With thanks to George Drewett and Penny Stewart for their contribution to this article.

Dr Tamishta Hensman is an Intensive Care Registrar at Austin Health in Melbourne, Australia. She is founding member and co-chair of the College of Intensive Care Medicine (CICM) Online Education Program, Victorian CICM Trainee Representative and the IT Coordinator for the Women in Intensive Care Medicine Network (WIN).  Portuguese water dogs, croissants and skin care are her other topics of interest.

5 Comments

  1. Thank you for writing this article – important words and excellent actionable suggestions

  2. I would argue it applies to everyone
    Traditionally minority groups reject the concept of being racist (on account of being a minority group) but it’s clear that if racism is a structural issue then it affects all of us within that structure

  3. I absolutely disagree with the message here.

    The message that “we’re all racist” is not only factually wrong, it is also an attempt to place unredeemable guilt onto someone who has done nothing to deserve it and to further escalate the notion that all white people are privileged perpetrators and all people of color are victims. It is like the christian belief in original sin.

    You should never do anything to anyone just because of their ethnicity. Same goes for their gender, sexual orientation, religion, favorite choice of topping on pizza or anything else that does not have anything to do with the actual matter at hand. If you’re looking for speakers at a conference or co-authors for your paper, you should pick the most competent candidate, period. Doing anything else than exactly that is discrimination. Targets for gender and targets for race and targets for whatever else other than a persons competancy is discrimininatory.

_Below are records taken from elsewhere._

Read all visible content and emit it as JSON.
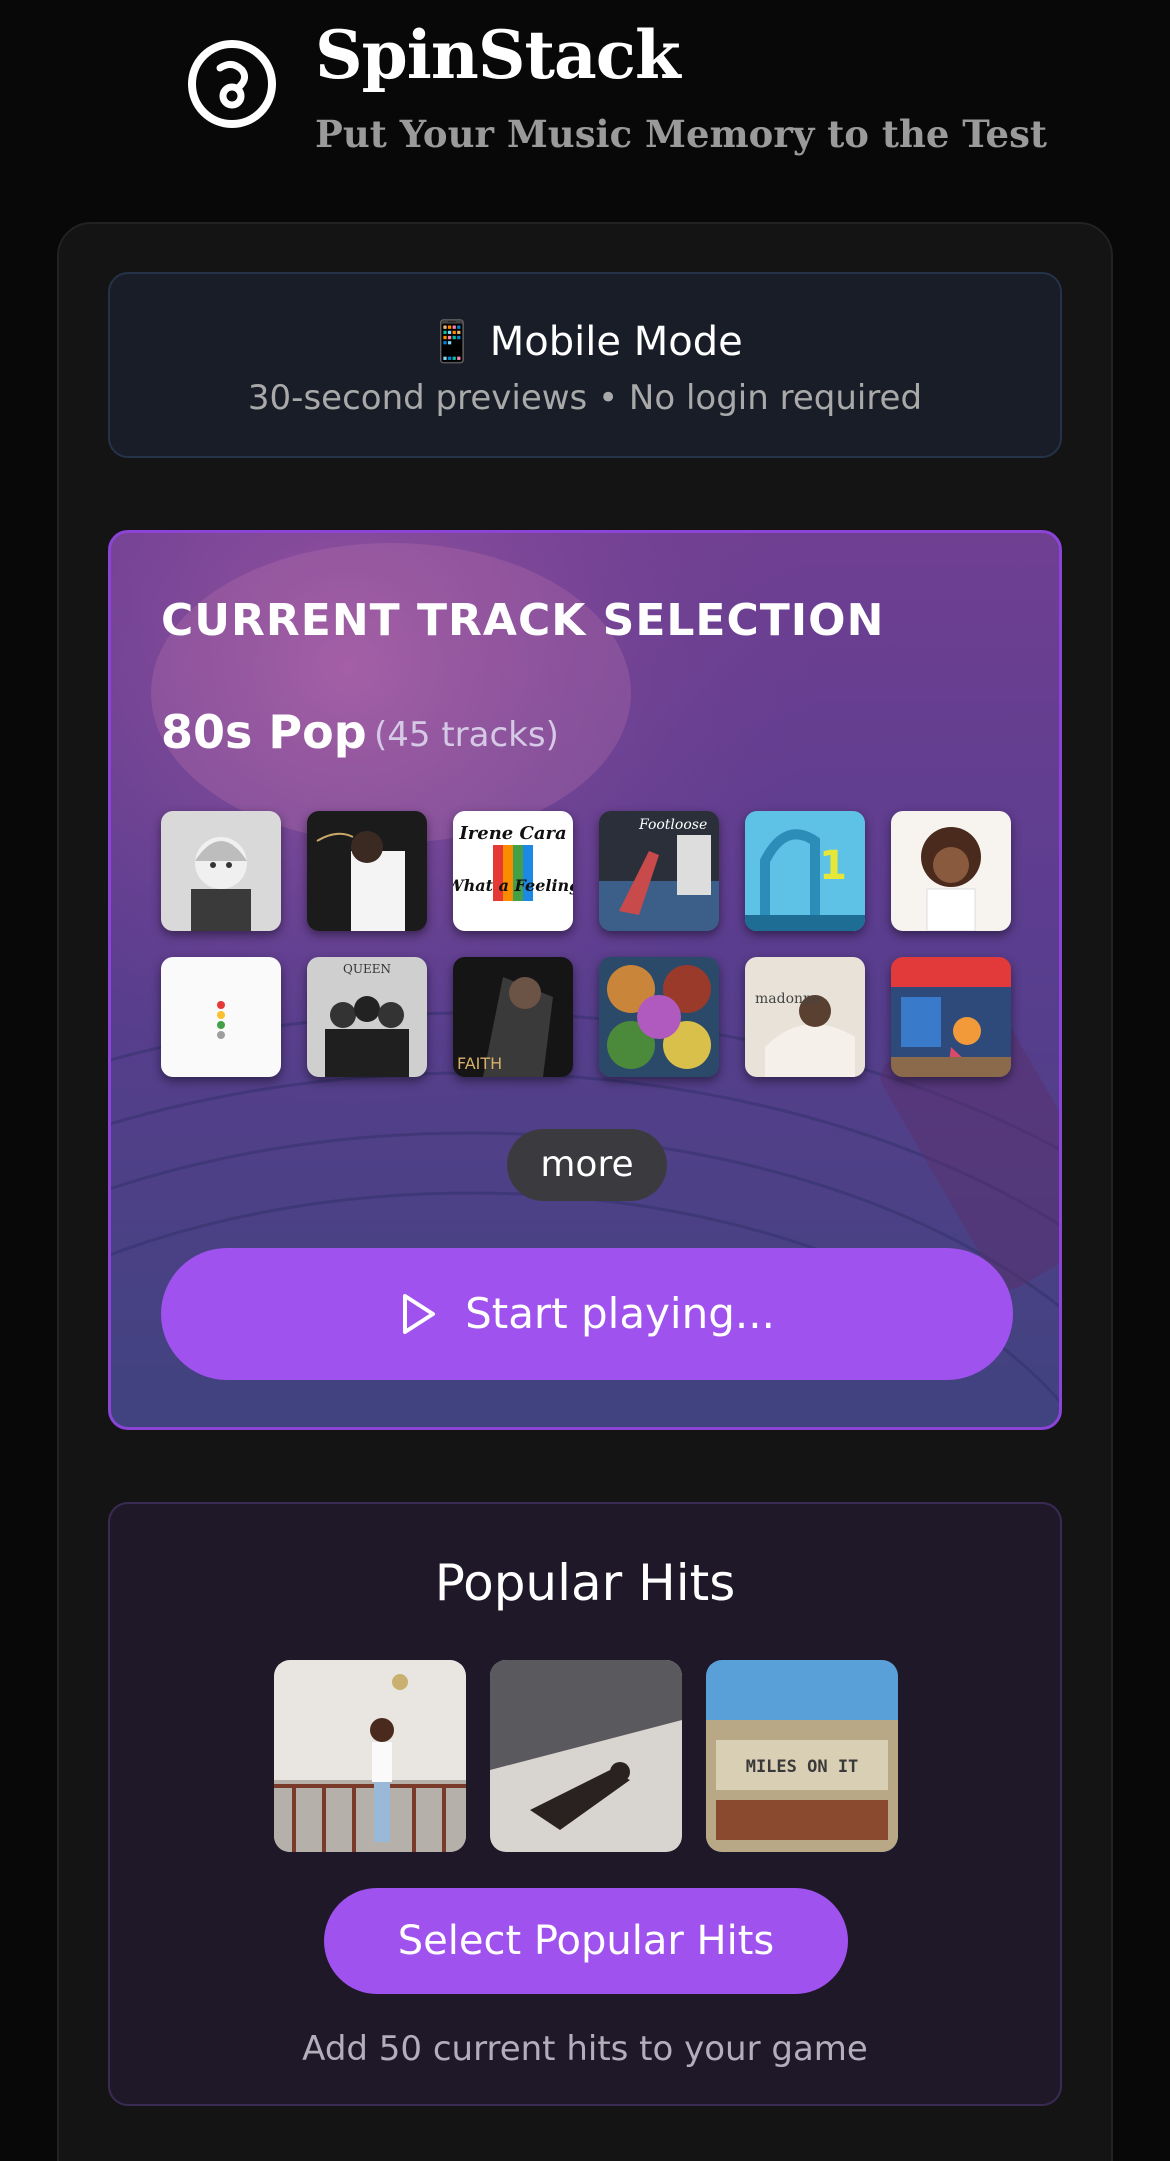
{
  "header": {
    "logo_icon": "disc-icon",
    "title": "SpinStack",
    "subtitle": "Put Your Music Memory to the Test"
  },
  "mobile_banner": {
    "icon": "📱",
    "title": "Mobile Mode",
    "subtitle": "30-second previews • No login required"
  },
  "current_selection": {
    "label": "CURRENT TRACK SELECTION",
    "playlist_name": "80s Pop",
    "track_count": "(45 tracks)",
    "covers": [
      {
        "name": "album-cover-madonna",
        "text": ""
      },
      {
        "name": "album-cover-thriller",
        "text": ""
      },
      {
        "name": "album-cover-irene-cara",
        "text": "Irene Cara"
      },
      {
        "name": "album-cover-footloose",
        "text": ""
      },
      {
        "name": "album-cover-soundtrack-1",
        "text": "1"
      },
      {
        "name": "album-cover-whitney",
        "text": ""
      },
      {
        "name": "album-cover-elton-john",
        "text": ""
      },
      {
        "name": "album-cover-queen",
        "text": "QUEEN"
      },
      {
        "name": "album-cover-faith",
        "text": "FAITH"
      },
      {
        "name": "album-cover-culture-club",
        "text": ""
      },
      {
        "name": "album-cover-like-a-virgin",
        "text": "madonna"
      },
      {
        "name": "album-cover-cyndi-lauper",
        "text": ""
      }
    ],
    "more_label": "more",
    "start_label": "Start playing..."
  },
  "popular_hits": {
    "title": "Popular Hits",
    "button_label": "Select Popular Hits",
    "caption": "Add 50 current hits to your game",
    "covers": [
      {
        "name": "hit-cover-1",
        "text": ""
      },
      {
        "name": "hit-cover-2",
        "text": ""
      },
      {
        "name": "hit-cover-miles-on-it",
        "text": "MILES ON IT"
      }
    ]
  },
  "colors": {
    "background": "#080808",
    "accent": "#a052ee",
    "card_border": "#8b44d6",
    "banner_bg": "#181d27"
  }
}
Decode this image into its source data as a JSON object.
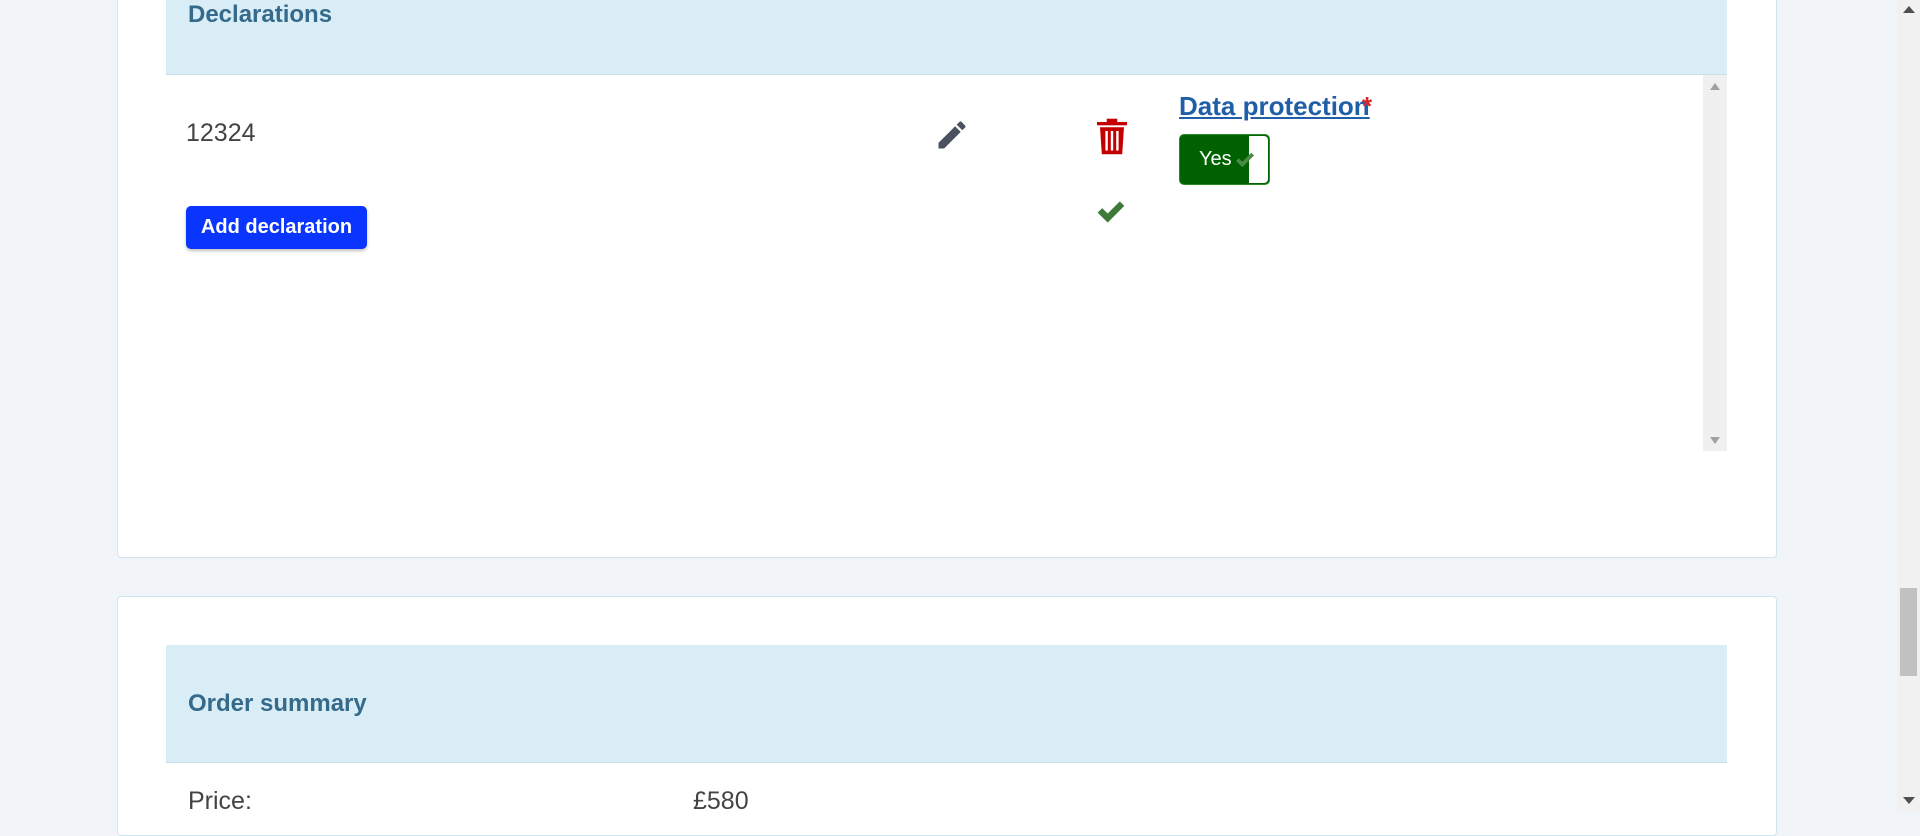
{
  "declarations": {
    "title": "Declarations",
    "entry_value": "12324",
    "add_button_label": "Add declaration",
    "data_protection": {
      "label": "Data protection",
      "required_marker": "*",
      "toggle_label": "Yes"
    }
  },
  "order_summary": {
    "title": "Order summary",
    "price_label": "Price:",
    "price_value": "£580"
  },
  "colors": {
    "accent_blue": "#0a35ff",
    "toggle_green": "#006100",
    "check_green": "#3f7a3a",
    "delete_red": "#c40000",
    "section_header_bg": "#d9edf6"
  },
  "icons": [
    "pencil-icon",
    "trash-icon",
    "check-icon"
  ]
}
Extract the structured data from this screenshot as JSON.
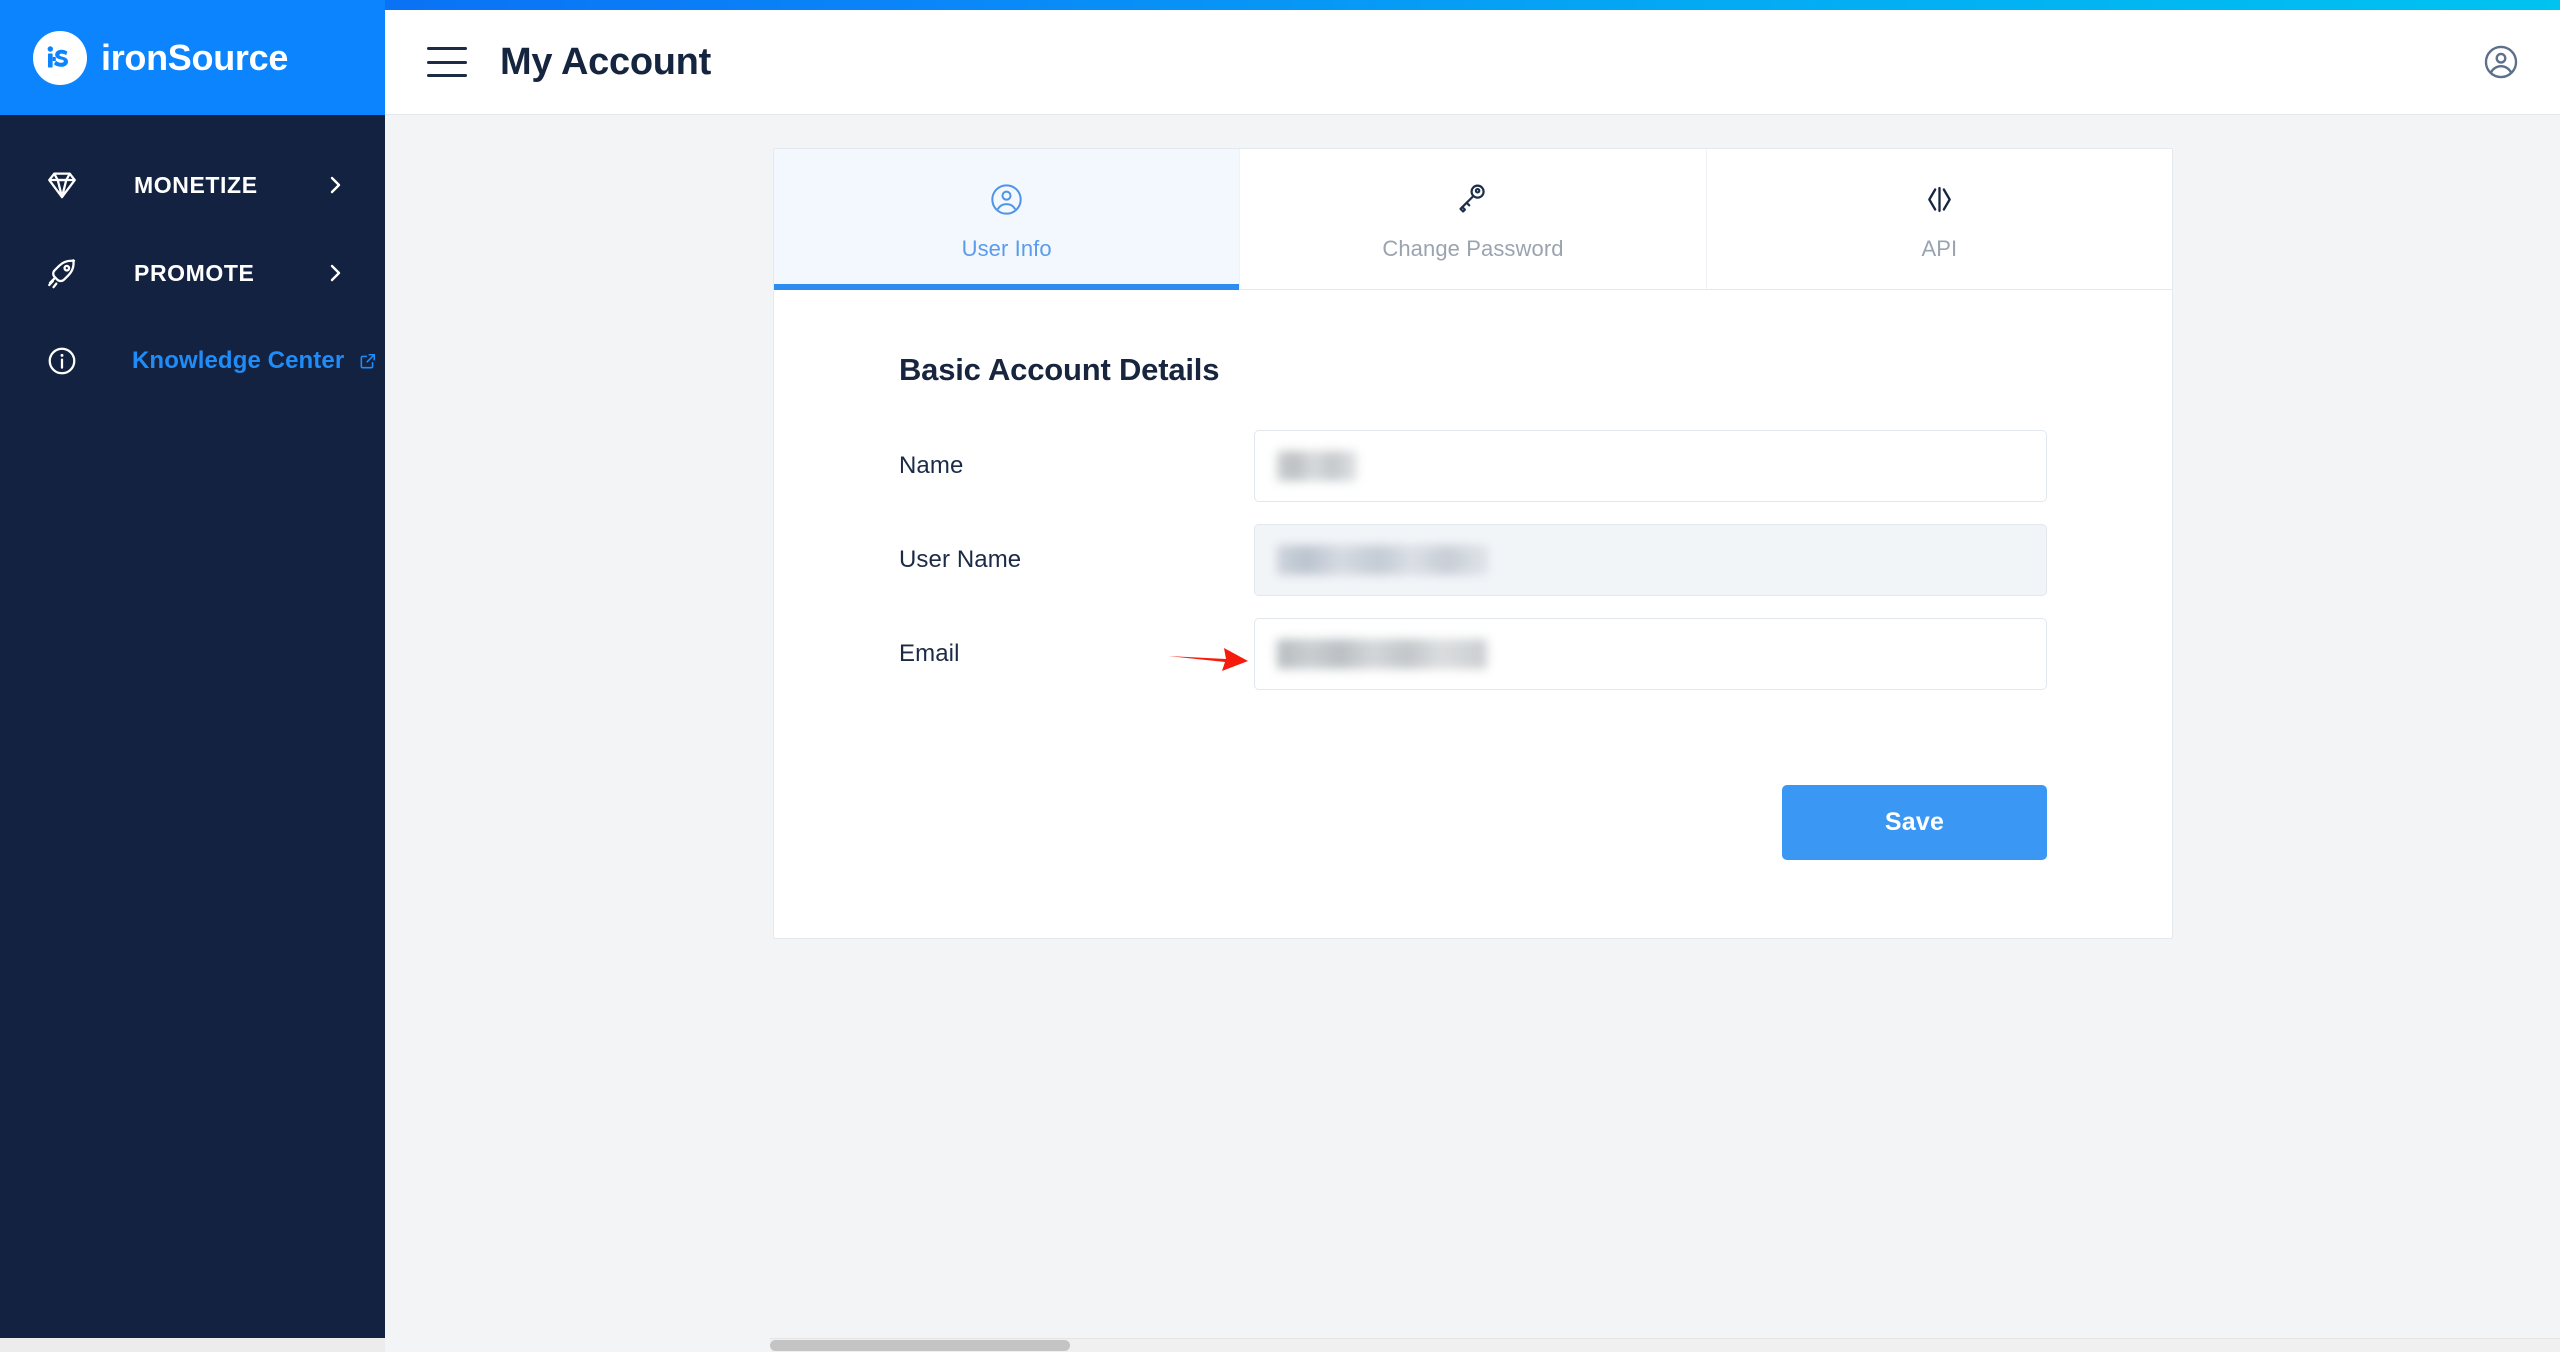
{
  "brand": {
    "logo_mark_text": "iS",
    "logo_word": "ironSource",
    "logo_bg": "#0b84fe",
    "sidebar_bg": "#132240",
    "accent": "#2d8cf0",
    "link_color": "#1f8cf7"
  },
  "sidebar": {
    "items": [
      {
        "label": "MONETIZE",
        "icon": "diamond-icon",
        "chevron": "chevron-right-icon",
        "type": "group"
      },
      {
        "label": "PROMOTE",
        "icon": "rocket-icon",
        "chevron": "chevron-right-icon",
        "type": "group"
      },
      {
        "label": "Knowledge Center",
        "icon": "info-circle-icon",
        "chevron": "external-link-icon",
        "type": "link"
      }
    ]
  },
  "topbar": {
    "menu_icon": "hamburger-icon",
    "title": "My Account",
    "account_icon": "account-circle-icon"
  },
  "tabs": [
    {
      "label": "User Info",
      "icon": "user-circle-icon",
      "active": true
    },
    {
      "label": "Change Password",
      "icon": "key-icon",
      "active": false
    },
    {
      "label": "API",
      "icon": "code-brackets-icon",
      "active": false
    }
  ],
  "form": {
    "section_title": "Basic Account Details",
    "fields": [
      {
        "label": "Name",
        "value": "",
        "placeholder": "",
        "redacted": true,
        "disabled": false
      },
      {
        "label": "User Name",
        "value": "",
        "placeholder": "",
        "redacted": true,
        "disabled": true
      },
      {
        "label": "Email",
        "value": "",
        "placeholder": "",
        "redacted": true,
        "disabled": false
      }
    ],
    "save_label": "Save"
  },
  "annotation": {
    "type": "arrow",
    "color": "#f51b0d",
    "points_to": "User Name"
  }
}
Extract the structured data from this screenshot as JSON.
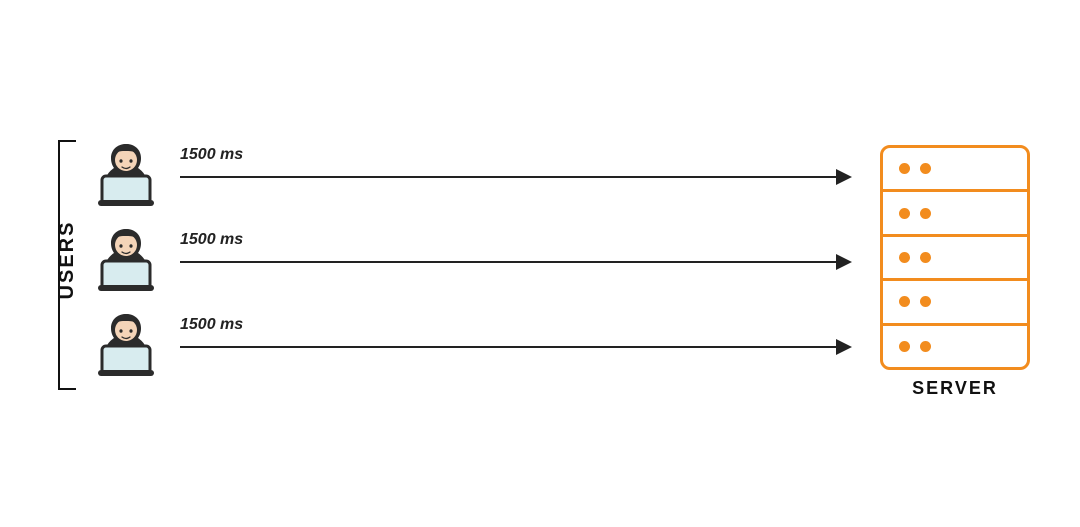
{
  "labels": {
    "users": "USERS",
    "server": "SERVER"
  },
  "users": [
    {
      "latency": "1500 ms"
    },
    {
      "latency": "1500 ms"
    },
    {
      "latency": "1500 ms"
    }
  ],
  "server": {
    "units": 5,
    "dots_per_unit": 2,
    "accent": "#f28c1e"
  }
}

    • Thanks for your comment. I’m not sure if you have read my intentions correctly? I’m not white: and the point is that racism is not something that should be seen as a “sin” but is something that is built into societal structure.
      The concept of meritocracy has been written about elsewhere, and I’d point you to a great (scientific) article: The Paradox of Meritocracy in Organisations by Castilla and Benard published in 2010 in The Administrative Science Quarterly. At a binational level, CICM and ANZICS have both endorsed gender targets for all of their meetings- the CICM position statement is particularly reference heavy and informative.

  4. Extremely disappointing to see LITFL putting out buzzfeed-like articles. I come here for medical education, not to be told I’m a racist.

    And do you really “experience racism daily” or are we being a bit overly sensitive? When you walk around with the racism hammer, everything looks like a nail. Everyone today is paranoid of being labeled “racist”. If anything, people are walking on eggshells around POC.

    I agree with Gaute, we need to focus on competency and not skin color. We don’t need to coddle people, nor do competent people want to be coddled. Would it not be racist and offensive to know you got invited to speak at a conference because of your skin color and not because of your accomplishments?